In the case of Sali Hafiz, three factors come together.

“We are a country where people have to pay for surgery, but the bank refuses to give money.

And we are in a society where obtaining a weapon is easy, ”explains Alex Issa, teacher in geopolitics and in charge of training at IRENE of ESSEC Business School.

With bank withdrawals having been limited since 2019, Lebanese can only withdraw $200 per month in cash.

Too little for treatments worth thousands of dollars.

Above all, "we lose by getting our money back", because the exchange rate is manipulated.

“The bank gives around 8,000 pounds for a dollar instead of 37,000,” explains the man who worked for the UNDP in Lebanon to

20 Minutes

.

Rather than spending hours waiting for a few discounted tickets, "the easy solution is the robbery", he summarizes.

Can the government get out of the crisis?

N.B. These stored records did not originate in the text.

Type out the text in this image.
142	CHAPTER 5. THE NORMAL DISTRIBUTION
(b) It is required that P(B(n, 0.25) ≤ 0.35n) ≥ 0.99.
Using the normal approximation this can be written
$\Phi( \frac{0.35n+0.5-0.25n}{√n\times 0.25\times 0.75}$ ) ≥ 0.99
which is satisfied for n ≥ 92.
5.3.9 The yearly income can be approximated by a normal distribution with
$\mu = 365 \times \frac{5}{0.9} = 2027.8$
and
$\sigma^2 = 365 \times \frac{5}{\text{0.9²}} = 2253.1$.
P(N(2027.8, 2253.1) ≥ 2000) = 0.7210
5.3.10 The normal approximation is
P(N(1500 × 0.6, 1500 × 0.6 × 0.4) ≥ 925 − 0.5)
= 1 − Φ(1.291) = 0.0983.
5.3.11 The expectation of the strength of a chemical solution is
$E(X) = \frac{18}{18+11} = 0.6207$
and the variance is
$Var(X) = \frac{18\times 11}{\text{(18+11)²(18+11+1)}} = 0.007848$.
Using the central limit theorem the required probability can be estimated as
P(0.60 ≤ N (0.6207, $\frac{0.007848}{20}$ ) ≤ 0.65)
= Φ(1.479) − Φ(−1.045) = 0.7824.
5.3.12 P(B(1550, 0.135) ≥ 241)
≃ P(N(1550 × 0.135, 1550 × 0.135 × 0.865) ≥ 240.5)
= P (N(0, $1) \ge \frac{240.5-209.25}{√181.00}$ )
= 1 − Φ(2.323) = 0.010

For three years, the crisis has only deepened in Lebanon.

Economic, political, religious… The situation seems inextricable, despite the demands of international organizations for governance reform.

However, "the system in place arranges the power" in a country plagued by corruption, explains Alex Issa.

“There are suspicions that the money no longer exists.

The central bank would have asked commercial banks to lend it people's money.

It would then have fallen into the hands of the political class and evaporated,” he says.



Worse, international pressure does nothing to change the problem.

"It's the people who pay when the IMF refuses to give money, the rich political class is spared", denounces the researcher.

The problem is that the Lebanese multi-confessional society does not unite, “the majority follows its religious community, its party leader who says that it is the others who are corrupt”.

However, “we are reaching a stage where people just want to eat and survive,” laments Alex Issa.

A fatalist, he fears “always more violence” and that “the social conflict becomes a religious conflict”.